Bioconversion of Naltrexone and Its 3-O-Alkyl-Ester Prodrugs in a Human Skin Equivalent

The purpose of this study was to compare the percutaneous absorption and bioconversion of naltrexone (NTX), naltrexone-3-O-valerate (VAL), and naltrexone-3-O-(2′-ethylbutyrate) (ETBUT) in a human skin equivalent model (EpiDerm™) and in fresh human skin in vitro. NTX diffusion and metabolism to 6-β-naltrexol (NTXol) were quantitated and compared in the EpiDerm™ and in excised fresh human skin. VAL and ETBUT diffusion and bioconversion studies were also completed in EpiDerm™. Naltrexone bioconverted to levels of 3 ± 2% NTXol in the EpiDerm™ and 1 ± 0.5% in fresh human skin.
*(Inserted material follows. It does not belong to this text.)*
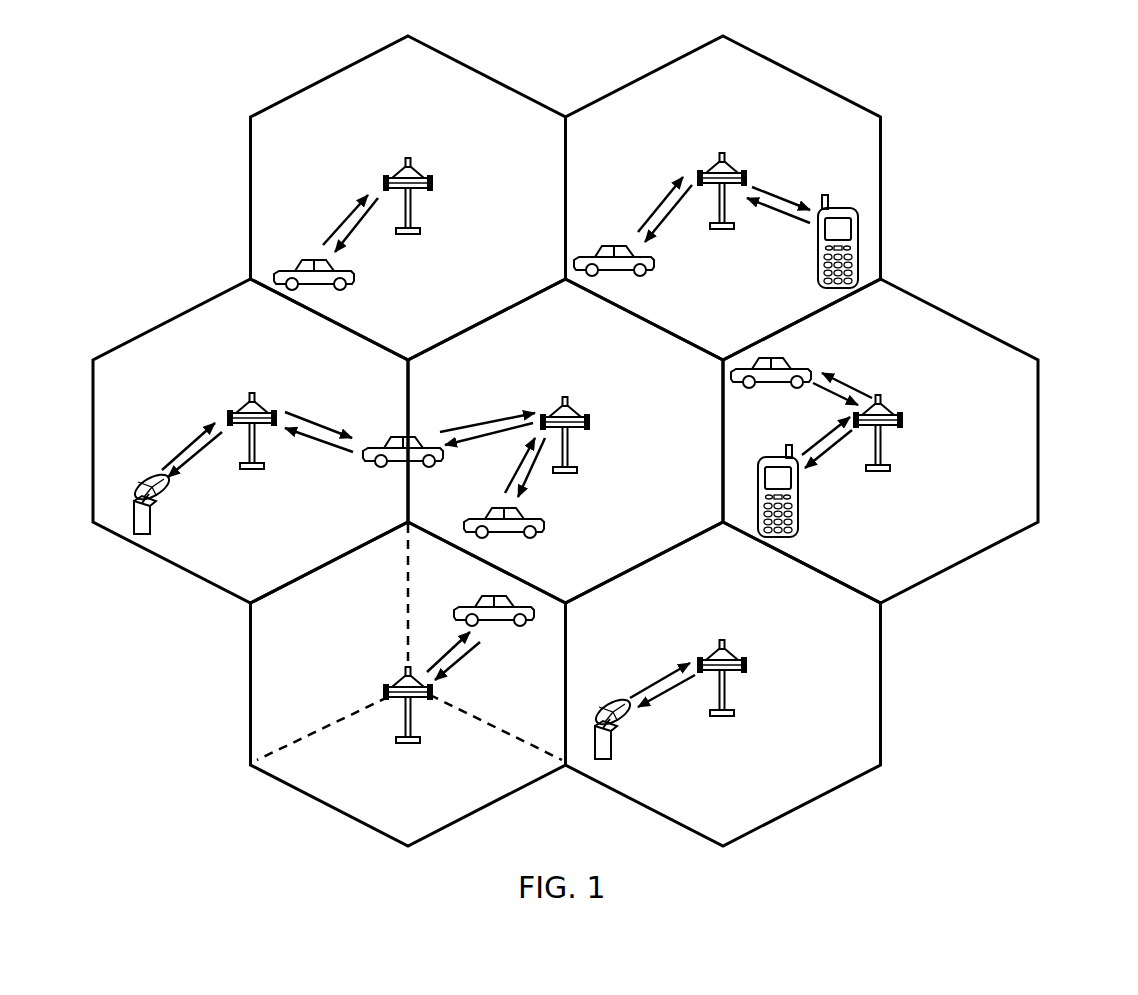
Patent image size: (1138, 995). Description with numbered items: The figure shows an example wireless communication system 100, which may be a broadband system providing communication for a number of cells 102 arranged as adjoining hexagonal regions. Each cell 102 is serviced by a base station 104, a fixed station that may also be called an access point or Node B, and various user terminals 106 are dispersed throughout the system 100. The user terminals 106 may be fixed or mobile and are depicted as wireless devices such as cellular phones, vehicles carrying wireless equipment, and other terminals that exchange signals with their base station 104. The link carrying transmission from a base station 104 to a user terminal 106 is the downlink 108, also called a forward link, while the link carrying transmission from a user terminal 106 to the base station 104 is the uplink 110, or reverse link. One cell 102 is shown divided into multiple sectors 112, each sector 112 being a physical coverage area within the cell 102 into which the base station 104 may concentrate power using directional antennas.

VAL hydrolyzed rapidly in the EpiDerm™ and mainly (93 ± 4%) NTX was found in the receiver compartment, similar to human skin. More intact ETBUT permeated the EpiDerm™ tissue compared to VAL, and only 15 ± 11% NTX was found in the receiver. Significantly higher fluxes of NTX and the prodrugs were observed with the EpiDerm™ compared to human skin. A similar flux enhancement level was observed for VAL, compared to NTX base, in the EpiDerm™ and the human skin. Metabolically active human epidermal models like EpiDerm™ are useful as an alternative experimental system to human skin for prediction of topical/transdermal drug/prodrug bioconversion.